Terraform, which is now bankrupt, has not yet filed any charges against Jump Trading.

 

Tighter regulation?

 

These events should give U.S. lawmakers pause to think about how cryptocurrencies should be regulated. During a hearing held by the Senate Banking, Housing, and Urban Affairs Committee, committee chairman Senator Sherrod Brown warned that cryptocurrencies pose a potential threat to national security.

 

“Bad actors aren’t turning to cryptocurrency because they saw an ad and believed the hype,” Brown said. “They’re using it because they know it’s a workaround. They know it’s easier to move money in the dark without safeguards like know-your-customer rules or suspicious transaction reports.
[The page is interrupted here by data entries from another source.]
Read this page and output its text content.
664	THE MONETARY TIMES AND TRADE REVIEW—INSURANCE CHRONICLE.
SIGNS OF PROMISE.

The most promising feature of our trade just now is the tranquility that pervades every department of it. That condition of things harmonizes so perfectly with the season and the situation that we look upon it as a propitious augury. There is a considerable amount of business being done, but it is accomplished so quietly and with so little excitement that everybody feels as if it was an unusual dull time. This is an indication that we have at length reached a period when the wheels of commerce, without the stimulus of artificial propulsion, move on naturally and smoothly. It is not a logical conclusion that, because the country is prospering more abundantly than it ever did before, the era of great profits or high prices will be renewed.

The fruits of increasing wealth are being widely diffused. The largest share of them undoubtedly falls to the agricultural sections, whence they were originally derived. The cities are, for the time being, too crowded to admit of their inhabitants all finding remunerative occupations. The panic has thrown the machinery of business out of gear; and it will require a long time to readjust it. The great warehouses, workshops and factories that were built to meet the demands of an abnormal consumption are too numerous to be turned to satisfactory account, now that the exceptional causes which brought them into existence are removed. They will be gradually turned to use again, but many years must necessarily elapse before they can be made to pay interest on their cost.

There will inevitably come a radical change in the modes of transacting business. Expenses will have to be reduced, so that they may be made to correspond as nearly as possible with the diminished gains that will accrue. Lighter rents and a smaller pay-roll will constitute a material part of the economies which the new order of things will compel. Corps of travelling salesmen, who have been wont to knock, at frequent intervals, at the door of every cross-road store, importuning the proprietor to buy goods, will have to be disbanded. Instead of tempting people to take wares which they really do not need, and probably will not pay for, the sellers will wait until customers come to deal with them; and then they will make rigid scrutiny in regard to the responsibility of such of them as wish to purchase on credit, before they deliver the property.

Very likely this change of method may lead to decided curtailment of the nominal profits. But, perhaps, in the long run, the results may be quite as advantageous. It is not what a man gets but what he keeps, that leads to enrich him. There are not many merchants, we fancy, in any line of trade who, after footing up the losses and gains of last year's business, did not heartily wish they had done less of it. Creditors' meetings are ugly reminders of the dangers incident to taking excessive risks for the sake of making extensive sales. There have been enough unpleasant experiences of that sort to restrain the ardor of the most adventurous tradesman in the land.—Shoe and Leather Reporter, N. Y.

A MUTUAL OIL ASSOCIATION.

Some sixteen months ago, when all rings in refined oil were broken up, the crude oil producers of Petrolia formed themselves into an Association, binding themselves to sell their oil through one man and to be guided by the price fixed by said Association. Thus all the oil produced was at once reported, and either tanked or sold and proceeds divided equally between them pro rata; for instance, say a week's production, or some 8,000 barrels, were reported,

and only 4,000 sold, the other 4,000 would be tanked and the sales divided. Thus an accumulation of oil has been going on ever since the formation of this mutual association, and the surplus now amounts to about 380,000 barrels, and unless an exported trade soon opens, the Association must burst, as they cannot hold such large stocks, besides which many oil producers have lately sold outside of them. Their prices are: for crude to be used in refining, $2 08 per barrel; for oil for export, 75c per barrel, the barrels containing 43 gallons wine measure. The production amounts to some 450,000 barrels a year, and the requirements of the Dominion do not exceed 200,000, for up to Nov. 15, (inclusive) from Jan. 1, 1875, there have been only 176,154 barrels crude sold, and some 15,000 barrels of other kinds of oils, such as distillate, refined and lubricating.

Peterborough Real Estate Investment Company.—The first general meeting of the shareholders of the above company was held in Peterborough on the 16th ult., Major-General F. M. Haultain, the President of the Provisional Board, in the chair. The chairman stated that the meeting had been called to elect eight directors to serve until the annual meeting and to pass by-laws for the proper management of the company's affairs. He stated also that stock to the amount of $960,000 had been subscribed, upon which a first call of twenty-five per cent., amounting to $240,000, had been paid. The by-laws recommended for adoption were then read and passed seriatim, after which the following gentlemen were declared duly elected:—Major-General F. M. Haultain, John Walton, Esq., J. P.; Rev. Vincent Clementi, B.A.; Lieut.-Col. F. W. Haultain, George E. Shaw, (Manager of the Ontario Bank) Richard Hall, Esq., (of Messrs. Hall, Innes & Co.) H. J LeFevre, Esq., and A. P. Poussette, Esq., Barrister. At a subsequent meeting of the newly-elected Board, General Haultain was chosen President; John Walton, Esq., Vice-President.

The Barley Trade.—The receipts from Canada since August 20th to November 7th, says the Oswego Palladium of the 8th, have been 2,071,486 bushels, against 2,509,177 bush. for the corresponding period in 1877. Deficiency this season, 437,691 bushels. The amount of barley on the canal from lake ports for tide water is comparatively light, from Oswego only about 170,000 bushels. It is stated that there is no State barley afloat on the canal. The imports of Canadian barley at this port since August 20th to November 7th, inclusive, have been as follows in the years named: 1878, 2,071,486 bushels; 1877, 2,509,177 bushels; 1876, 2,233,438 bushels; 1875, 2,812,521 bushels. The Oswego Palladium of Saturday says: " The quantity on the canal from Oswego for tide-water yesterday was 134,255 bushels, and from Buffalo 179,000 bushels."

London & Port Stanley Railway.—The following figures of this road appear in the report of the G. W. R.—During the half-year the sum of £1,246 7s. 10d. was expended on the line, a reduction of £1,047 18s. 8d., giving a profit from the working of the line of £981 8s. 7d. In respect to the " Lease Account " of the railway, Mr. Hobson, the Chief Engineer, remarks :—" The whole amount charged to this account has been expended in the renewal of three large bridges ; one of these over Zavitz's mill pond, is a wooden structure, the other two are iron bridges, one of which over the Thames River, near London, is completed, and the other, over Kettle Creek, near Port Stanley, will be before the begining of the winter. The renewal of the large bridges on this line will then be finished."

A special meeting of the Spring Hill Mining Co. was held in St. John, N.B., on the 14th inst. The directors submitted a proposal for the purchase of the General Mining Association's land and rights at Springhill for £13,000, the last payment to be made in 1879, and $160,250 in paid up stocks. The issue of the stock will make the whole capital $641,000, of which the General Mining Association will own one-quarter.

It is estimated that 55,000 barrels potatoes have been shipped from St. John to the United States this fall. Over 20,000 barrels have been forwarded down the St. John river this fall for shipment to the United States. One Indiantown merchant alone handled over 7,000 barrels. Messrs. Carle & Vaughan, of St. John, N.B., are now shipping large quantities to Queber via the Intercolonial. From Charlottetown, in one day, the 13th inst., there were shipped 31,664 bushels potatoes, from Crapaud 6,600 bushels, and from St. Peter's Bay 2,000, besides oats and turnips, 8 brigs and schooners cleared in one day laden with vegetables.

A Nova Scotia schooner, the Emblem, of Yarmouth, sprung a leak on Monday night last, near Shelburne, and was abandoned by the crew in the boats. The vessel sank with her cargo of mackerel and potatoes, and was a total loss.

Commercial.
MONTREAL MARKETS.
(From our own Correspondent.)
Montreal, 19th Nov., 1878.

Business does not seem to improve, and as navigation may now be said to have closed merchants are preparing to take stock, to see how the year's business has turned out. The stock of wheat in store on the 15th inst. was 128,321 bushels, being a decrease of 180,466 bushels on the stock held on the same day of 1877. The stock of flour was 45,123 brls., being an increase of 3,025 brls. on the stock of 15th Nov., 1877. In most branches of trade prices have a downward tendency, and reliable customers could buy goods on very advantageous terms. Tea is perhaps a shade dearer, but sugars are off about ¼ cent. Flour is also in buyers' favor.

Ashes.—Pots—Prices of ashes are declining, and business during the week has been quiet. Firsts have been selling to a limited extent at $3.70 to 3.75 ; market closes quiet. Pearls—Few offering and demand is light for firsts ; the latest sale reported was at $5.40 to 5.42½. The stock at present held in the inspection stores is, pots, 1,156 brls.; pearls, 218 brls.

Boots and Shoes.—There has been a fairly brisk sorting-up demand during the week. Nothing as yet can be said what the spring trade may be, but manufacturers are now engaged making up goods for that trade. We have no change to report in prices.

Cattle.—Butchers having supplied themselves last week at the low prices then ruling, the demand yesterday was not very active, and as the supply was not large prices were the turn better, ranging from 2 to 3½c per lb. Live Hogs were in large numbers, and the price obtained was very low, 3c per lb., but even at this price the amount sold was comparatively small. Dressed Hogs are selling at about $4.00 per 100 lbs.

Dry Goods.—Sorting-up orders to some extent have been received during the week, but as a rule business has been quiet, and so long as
We have to make sure cryptocurrency platforms play by the same rules as other financial institutions.”

 

Brown’s words were complemented by Treasury Undersecretary Wally Adeyemo, who urged Congress to enact Treasury’s proposed reforms to strengthen sanctions against “foreign digital asset providers that facilitate illicit finance.”

 

Meanwhile, Massachusetts Democratic Senator Elizabeth Warren — perhaps the most uncompromising voice on Capitol Hill toward cryptocurrencies — has taken aim at stablecoins, urging the House Financial Services Committee to avoid trying to enact rules that would “embed stablecoins more deeply into the banking industry.”

 

She warned that given the potential for stablecoins and their ilk to “undermine consumer protection and the safety and soundness of the banking system,” any so-called reforms “could amplify and entrench these risks rather than mitigate them.”

 

What motivates politicians to promote an asset class that has no value except insofar as it involves fraud or theft? As is often the case, it’s money — the green, foldable kind.

 

Cryptocurrency promoters have been stepping up their lobbying efforts in Washington, with cryptocurrency companies spending nearly $20 million on lobbying in the first nine months of 2023, according to data from the watchdog group Open Secrets.

 

With new regulatory approaches being pushed, especially by House Republicans, and this being an election year, more spending seems to be on the horizon. It’s a win-lose situation where politicians and cryptocurrency promoters stand to win, while regular investors and the economy as a whole stand to lose.